Paris (awp/afp) - Le pétrole et les métaux précieux lâchent du lest jeudi, après une déclaration de Donald Trump assurant que les "tueries" en Iran avaient "pris fin", perçue comme un signe de désescalade entre Washington et Téhéran, pendant que le secteur technologique soutient les Bourses mondiales.
Vers 16H45 GMT, le baril de Brent de la mer du Nord perdait 4,52% à 63,51 dollars et son équivalent américain, le WTI abandonnait 4,71% à 59,10 dollars.
Les prix du brut ont chuté "après que le président Trump a déclaré que les violences avaient cessé en Iran, ce qui a apaisé les inquiétudes concernant une action militaire imminente dans le pays", commente Fiona Cincotta, analyste marchés chez City Index.

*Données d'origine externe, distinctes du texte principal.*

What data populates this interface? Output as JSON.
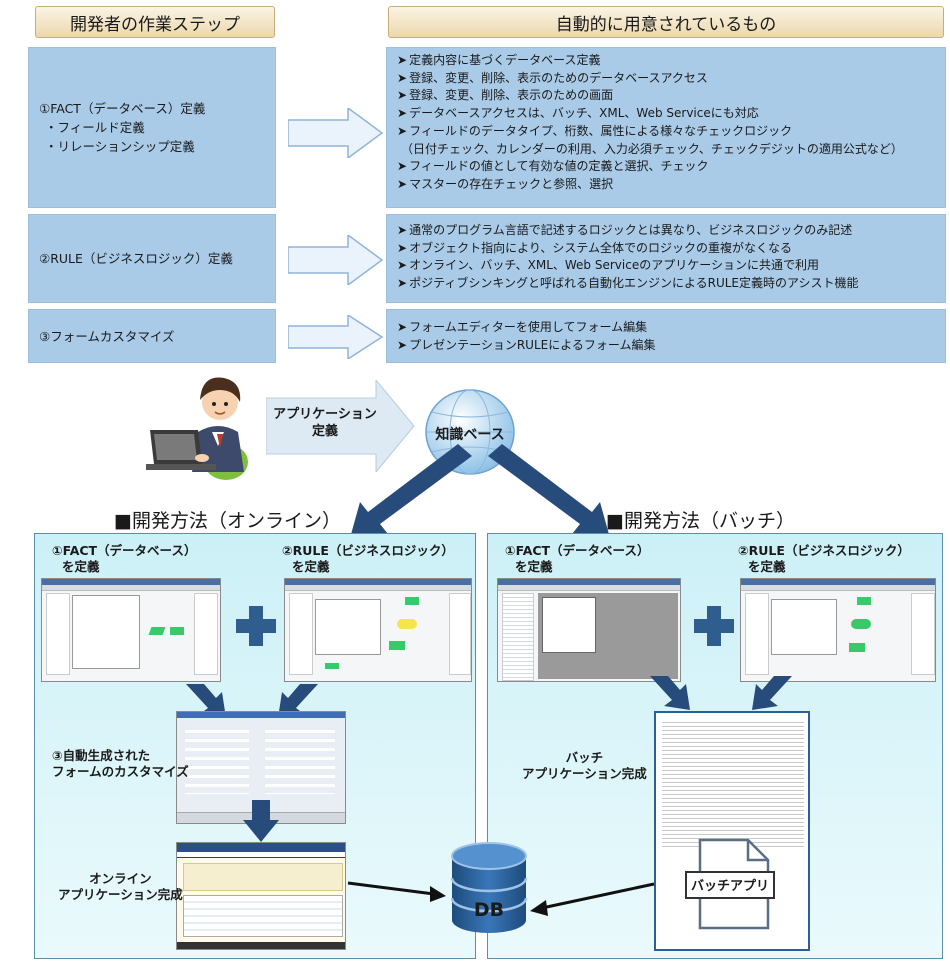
{
  "header_left": "開発者の作業ステップ",
  "header_right": "自動的に用意されているもの",
  "bullet_glyph": "➤",
  "steps": [
    {
      "title": "①FACT（データベース）定義",
      "subs": [
        "・フィールド定義",
        "・リレーションシップ定義"
      ]
    },
    {
      "title": "②RULE（ビジネスロジック）定義",
      "subs": []
    },
    {
      "title": "③フォームカスタマイズ",
      "subs": []
    }
  ],
  "auto_groups": [
    [
      "定義内容に基づくデータベース定義",
      "登録、変更、削除、表示のためのデータベースアクセス",
      "登録、変更、削除、表示のための画面",
      "データベースアクセスは、バッチ、XML、Web Serviceにも対応",
      "フィールドのデータタイプ、桁数、属性による様々なチェックロジック",
      "（日付チェック、カレンダーの利用、入力必須チェック、チェックデジットの適用公式など）",
      "フィールドの値として有効な値の定義と選択、チェック",
      "マスターの存在チェックと参照、選択"
    ],
    [
      "通常のプログラム言語で記述するロジックとは異なり、ビジネスロジックのみ記述",
      "オブジェクト指向により、システム全体でのロジックの重複がなくなる",
      "オンライン、バッチ、XML、Web Serviceのアプリケーションに共通で利用",
      "ポジティブシンキングと呼ばれる自動化エンジンによるRULE定義時のアシスト機能"
    ],
    [
      "フォームエディターを使用してフォーム編集",
      "プレゼンテーションRULEによるフォーム編集"
    ]
  ],
  "app_def_label": [
    "アプリケーション",
    "定義"
  ],
  "knowledge_base": "知識ベース",
  "online": {
    "section_title": "■開発方法（オンライン）",
    "fact": [
      "①FACT（データベース）",
      "を定義"
    ],
    "rule": [
      "②RULE（ビジネスロジック）",
      "を定義"
    ],
    "customize": [
      "③自動生成された",
      "フォームのカスタマイズ"
    ],
    "done": [
      "オンライン",
      "アプリケーション完成"
    ]
  },
  "batch": {
    "section_title": "■開発方法（バッチ）",
    "fact": [
      "①FACT（データベース）",
      "を定義"
    ],
    "rule": [
      "②RULE（ビジネスロジック）",
      "を定義"
    ],
    "done": [
      "バッチ",
      "アプリケーション完成"
    ],
    "app_label": "バッチアプリ"
  },
  "db_label": "DB",
  "colors": {
    "step_bg": "#a9cbe8",
    "panel_border": "#5e8ea7",
    "arrow_dark": "#274b7a",
    "plus": "#2e5d8e",
    "db": "#2b5f95"
  }
}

Les cours de l'or noir avaient grimpé de 10% en cinq séances, en réaction aux tensions en Iran, secoué par un vaste soulèvement populaire violemment réprimé, et les menaces d'intervention militaire de Washington contre Téhéran.

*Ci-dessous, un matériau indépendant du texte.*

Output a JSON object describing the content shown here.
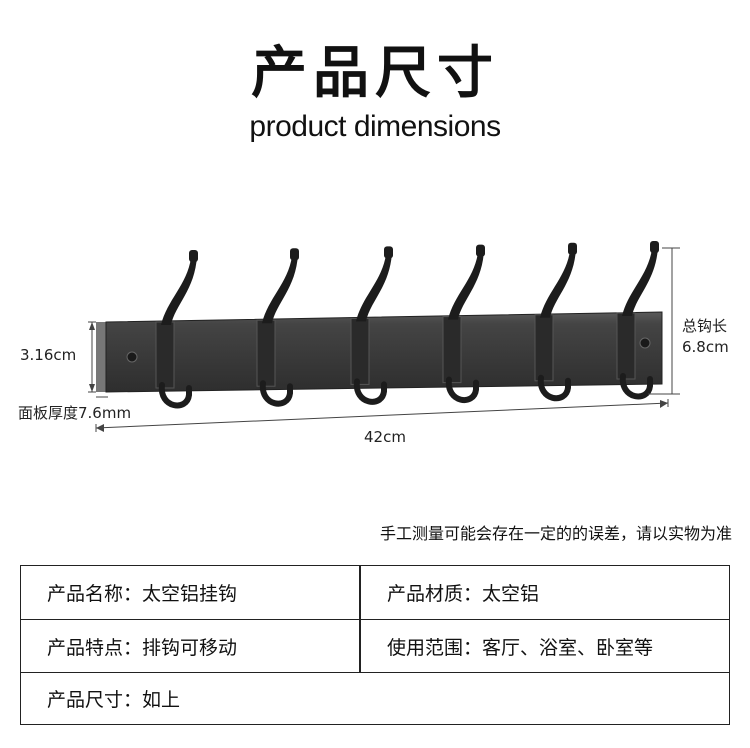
{
  "header": {
    "title_cn": "产品尺寸",
    "title_en": "product dimensions"
  },
  "dimensions": {
    "height_label": "3.16cm",
    "thickness_label": "面板厚度7.6mm",
    "length_label": "42cm",
    "hook_length_label_1": "总钩长",
    "hook_length_label_2": "6.8cm"
  },
  "note": "手工测量可能会存在一定的的误差，请以实物为准",
  "specs": {
    "name": "产品名称：太空铝挂钩",
    "material": "产品材质：太空铝",
    "feature": "产品特点：排钩可移动",
    "usage": "使用范围：客厅、浴室、卧室等",
    "size": "产品尺寸：如上"
  },
  "colors": {
    "panel": "#3a3a3a",
    "hook": "#1c1c1c",
    "background": "#ffffff"
  }
}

"Des frappes auraient pu menacer la production de pétrole brut iranien ainsi que des routes maritimes clés" comme le détroit d'Ormuz par lequel transite 20% du pétrole mondial, "ce qui aurait fortement accru la prime de risque géopolitique", explique Mme Cincotta.
Mais des propos du président américain Donald Trump, qui a affirmé mercredi que "les tueries" en Iran avaient "pris fin", ont été perçus par les investisseurs comme des signes de désescalade.

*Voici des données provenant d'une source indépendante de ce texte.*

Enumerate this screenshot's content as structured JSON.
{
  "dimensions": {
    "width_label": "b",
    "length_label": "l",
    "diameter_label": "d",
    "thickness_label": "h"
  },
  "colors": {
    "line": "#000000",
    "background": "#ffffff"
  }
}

Les métaux précieux reculaient également jeudi, suivant le mouvement.
Vers 16H45 GMT, l'once d'or refluait de 0,37%, à 4.609,42 dollars, après sa série de records poussés par le risque géopolitique, le dernier remontant à mercredi, à 4.642,98 dollars.
De son côté, après avoir franchi un nouveau sommet dans la nuit à 93,7515 dollars l'once, l'argent s'est effondré jusqu'à -7,3%. Il ralentissait sa chute vers 16H45 GMT, cédant 1,80% à 91,4872 dollars l'once.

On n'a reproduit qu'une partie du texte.